Speaking with Marc Dusseiller from hackteria, he proposed us to use the mozzi library for sound synthesis and also playing samples. We did not have the opportunity to try it since we were blocked on the timer issue for a while. And this library would not have helped us when we had trouble since it also use TIMER1.


Sonification Future Directions and Conclusion

Finally we managed to create a circuit that produces music depending on light intensity and can be further adapted to depend on arsenic concentration.

We had multiple problems which prevented us from achieving all of what we had planned. But we finally solved them and we finished with two fonctional prototypes: a Music Box, with a piezo speaker, and another one with two arduinos and a music shield, which produces real music.

The future directions of this part of the project would be:

  • use the Mozzi library for the Shield
  • Script to adapt the code to any data

Depending on the country, there is not the same concentration allowed (i.e 10 µg/L for Switzerland, 50 µg/L for India).

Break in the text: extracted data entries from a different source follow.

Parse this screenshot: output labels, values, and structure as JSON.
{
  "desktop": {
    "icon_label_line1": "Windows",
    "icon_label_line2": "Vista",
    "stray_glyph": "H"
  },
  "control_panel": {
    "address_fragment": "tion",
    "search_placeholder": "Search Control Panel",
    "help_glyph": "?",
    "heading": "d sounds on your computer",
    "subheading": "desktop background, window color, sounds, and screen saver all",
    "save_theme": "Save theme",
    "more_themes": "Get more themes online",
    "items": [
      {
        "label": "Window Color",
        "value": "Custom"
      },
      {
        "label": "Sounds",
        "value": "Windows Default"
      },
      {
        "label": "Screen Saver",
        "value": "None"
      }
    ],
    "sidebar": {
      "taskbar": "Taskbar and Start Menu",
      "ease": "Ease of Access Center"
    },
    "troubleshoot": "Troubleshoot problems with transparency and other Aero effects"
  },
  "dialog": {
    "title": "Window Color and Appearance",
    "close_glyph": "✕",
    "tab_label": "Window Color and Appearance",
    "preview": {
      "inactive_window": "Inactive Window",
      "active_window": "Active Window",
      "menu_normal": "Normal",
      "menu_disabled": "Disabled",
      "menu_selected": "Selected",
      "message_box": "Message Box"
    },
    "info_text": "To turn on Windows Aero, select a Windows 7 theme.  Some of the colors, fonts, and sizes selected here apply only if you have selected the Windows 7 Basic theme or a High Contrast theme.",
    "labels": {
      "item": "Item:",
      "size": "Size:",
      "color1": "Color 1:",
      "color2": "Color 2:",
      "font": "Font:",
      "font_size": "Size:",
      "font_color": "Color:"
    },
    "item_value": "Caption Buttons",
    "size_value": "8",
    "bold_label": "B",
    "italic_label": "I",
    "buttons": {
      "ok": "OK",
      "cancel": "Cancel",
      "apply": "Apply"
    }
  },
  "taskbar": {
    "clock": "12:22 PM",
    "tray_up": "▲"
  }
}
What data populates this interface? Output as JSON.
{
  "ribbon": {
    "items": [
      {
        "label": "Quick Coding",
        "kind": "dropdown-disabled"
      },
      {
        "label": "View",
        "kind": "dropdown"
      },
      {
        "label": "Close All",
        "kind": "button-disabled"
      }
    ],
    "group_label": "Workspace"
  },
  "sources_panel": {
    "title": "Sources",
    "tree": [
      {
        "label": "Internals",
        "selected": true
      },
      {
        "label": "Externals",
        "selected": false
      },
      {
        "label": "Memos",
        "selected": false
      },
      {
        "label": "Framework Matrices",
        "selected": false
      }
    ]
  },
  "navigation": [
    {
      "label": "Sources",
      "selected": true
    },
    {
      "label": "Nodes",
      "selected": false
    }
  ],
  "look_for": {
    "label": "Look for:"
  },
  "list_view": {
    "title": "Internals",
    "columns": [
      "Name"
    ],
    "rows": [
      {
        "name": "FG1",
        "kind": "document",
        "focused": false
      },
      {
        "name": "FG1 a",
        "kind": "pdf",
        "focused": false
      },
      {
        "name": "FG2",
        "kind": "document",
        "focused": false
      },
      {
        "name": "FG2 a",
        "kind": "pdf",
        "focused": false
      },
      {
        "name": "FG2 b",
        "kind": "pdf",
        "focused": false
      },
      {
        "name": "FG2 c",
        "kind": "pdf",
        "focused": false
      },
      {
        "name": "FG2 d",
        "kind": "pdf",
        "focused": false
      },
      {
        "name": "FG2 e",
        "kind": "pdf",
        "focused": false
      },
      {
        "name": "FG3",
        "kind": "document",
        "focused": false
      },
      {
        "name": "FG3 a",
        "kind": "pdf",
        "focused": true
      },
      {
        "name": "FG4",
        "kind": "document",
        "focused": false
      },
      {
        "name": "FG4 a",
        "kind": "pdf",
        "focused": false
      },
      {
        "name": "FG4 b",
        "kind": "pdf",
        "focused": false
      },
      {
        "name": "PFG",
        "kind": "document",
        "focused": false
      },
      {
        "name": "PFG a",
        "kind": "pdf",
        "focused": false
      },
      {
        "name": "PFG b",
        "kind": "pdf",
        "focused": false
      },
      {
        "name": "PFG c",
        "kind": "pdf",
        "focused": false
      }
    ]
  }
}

Creating a script to adapt the code depending on the country where it is tested (or other factors that fluctuate with the environment) would make the prototype more accurate.

  • Statistical analysis of the measurements

Performing a statistical analysis on the collected data would also improve the accuracy of the measurement.

  • Get rid of the computer

To make the prototype even more hand-held and accessible, we wondered if it would be possible to get rid off the computer (needed for arduino) by replacing it by a smartphone or an adapter that would supply power.